En las elecciones legislativas el 5 de junio en 1997 alcanzó la victoria la Unión Nacional Democrática (RND), un nuevo partido creado en 1997 por los partidarios de Zéroual, que consiguió 156 de los 380 escaños, seguido por el Movimiento de la Sociedad por la Paz (MSP) —pues se pidió a Hamás que cambiase su nombre— y el FLN con más de 60 escaños cada uno. Las opiniones que suscitaron estas elecciones fueron variadas: la mayoría de partidos de la oposición se quejó formalmente, y el éxito del RND, un partido tan reciente, provocó extrañeza. El RND, FLN y el MSP formaron un gobierno de coalición con Ahmed Ouyahia como primer ministro. Hubo indicios de un reblandecimiento con el FIS: Abdelkader Hachani fue liberado y Abbassi Madani fue puesto bajo arresto domiciliario.

Masacres de más de 50 personas en los años 1997 y 1998.

En este punto, sin embargo, apareció un nuevo problema. Desde abril (masacre de Thalit), Argelia se vio sacudida por masacres muy sangrientas. Hasta entonces habían ocurrido masacres, pero siempre menores a las de 1997 y 1998. Las guerrillas del GIA, marcándose como objetivo pueblos o vecindarios enteros y sin hacer distinciones por razones de sexo o edad mataron a decenas y en ocasiones centenares de civiles. Estas masacres se siguieron produciendo hasta finales de 1998 y cambiaron la situación política considerablemente. Las áreas al sur y el este de Argelia, baluartes del FIS en 1991 sufrieron las peores carnicerías. La masacre de Rais y la de Benthala impresionaron particularmente a la opinión pública extranjera. Se destripaba a mujeres embarazadas, se desmembraba a niños o se les estrellaba contra la pared, se cortaban los miembros de los hombres un por uno, y, en su retirada secuestraban a mujeres para retenerlas como esclavas sexuales. Esta cita de Nesroullah Yous, un superviviente de la Masacre de Bentalha, expresa la actitud de los atacantes:

Tenemos toda la noche para violar a sus mujeres e hijas, beber su sangre. ¡Aunque hoy escapen, volveremos mañana para acabar con ustedes! ¡Estamos aquí para mandarlos a donde su Dios![23]

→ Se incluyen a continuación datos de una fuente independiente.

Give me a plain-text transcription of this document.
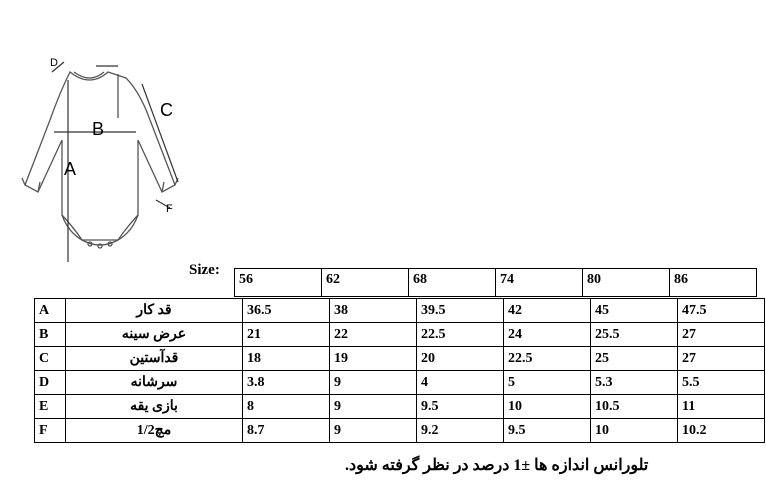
A
B
C
D
F
Size:
56	62	68	74	80	86
A	قد کار	36.5	38	39.5	42	45	47.5
B	عرض سینه	21	22	22.5	24	25.5	27
C	قدآستین	18	19	20	22.5	25	27
D	سرشانه	3.8	9	4	5	5.3	5.5
E	بازی یقه	8	9	9.5	10	10.5	11
F	مچ1/2	8.7	9	9.2	9.5	10	10.2
تلورانس اندازه ها ±1 درصد در نظر گرفته شود.
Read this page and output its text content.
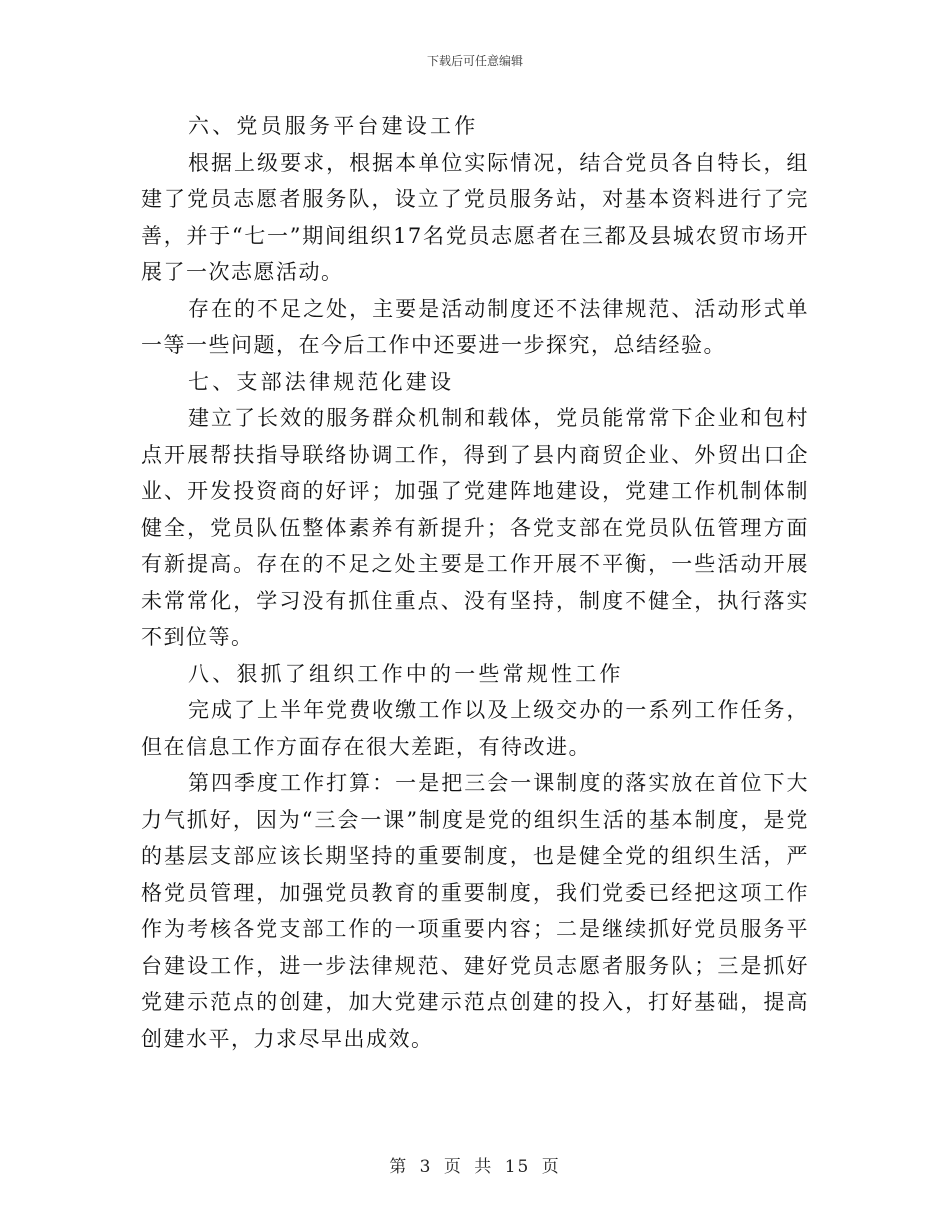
下载后可任意编辑

六、党员服务平台建设工作

根据上级要求，根据本单位实际情况，结合党员各自特长，组建了党员志愿者服务队，设立了党员服务站，对基本资料进行了完善，并于“七一”期间组织17名党员志愿者在三都及县城农贸市场开展了一次志愿活动。

存在的不足之处，主要是活动制度还不法律规范、活动形式单一等一些问题，在今后工作中还要进一步探究，总结经验。

七、支部法律规范化建设

建立了长效的服务群众机制和载体，党员能常常下企业和包村点开展帮扶指导联络协调工作，得到了县内商贸企业、外贸出口企业、开发投资商的好评；加强了党建阵地建设，党建工作机制体制健全，党员队伍整体素养有新提升；各党支部在党员队伍管理方面有新提高。存在的不足之处主要是工作开展不平衡，一些活动开展未常常化，学习没有抓住重点、没有坚持，制度不健全，执行落实不到位等。

八、狠抓了组织工作中的一些常规性工作

完成了上半年党费收缴工作以及上级交办的一系列工作任务，但在信息工作方面存在很大差距，有待改进。

第四季度工作打算：一是把三会一课制度的落实放在首位下大力气抓好，因为“三会一课”制度是党的组织生活的基本制度，是党的基层支部应该长期坚持的重要制度，也是健全党的组织生活，严格党员管理，加强党员教育的重要制度，我们党委已经把这项工作作为考核各党支部工作的一项重要内容；二是继续抓好党员服务平台建设工作，进一步法律规范、建好党员志愿者服务队；三是抓好党建示范点的创建，加大党建示范点创建的投入，打好基础，提高创建水平，力求尽早出成效。

第 3 页 共 15 页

La responsabilidad del GIA en estas masacres no está disputada; se atribuyeron la autoría de las masacres de Rais y Benthala —denominaron a la matanza “ofrenda a Dios” y a las víctimas partidarios “impíos” de los tiranos en un comunicado de prensa— y esta política de masacrar civiles fue citada por el Grupo Salafista para la Predicación y el Combate como una de las razones principales para separarse del GIA. En esta etapa habían adoptado aparentemente una ideología takfirista, pues creían que prácticamente todos los argelinos que no luchaban activamente contra el gobierno estaban corruptos hasta el punto de ser kafir, y podían ser matados con impunidad. En un comunicado no confirmado, Zouabri, declaró que “excepto los que están con nosotros, todos los demás son apóstatas y merecen morir”.[24]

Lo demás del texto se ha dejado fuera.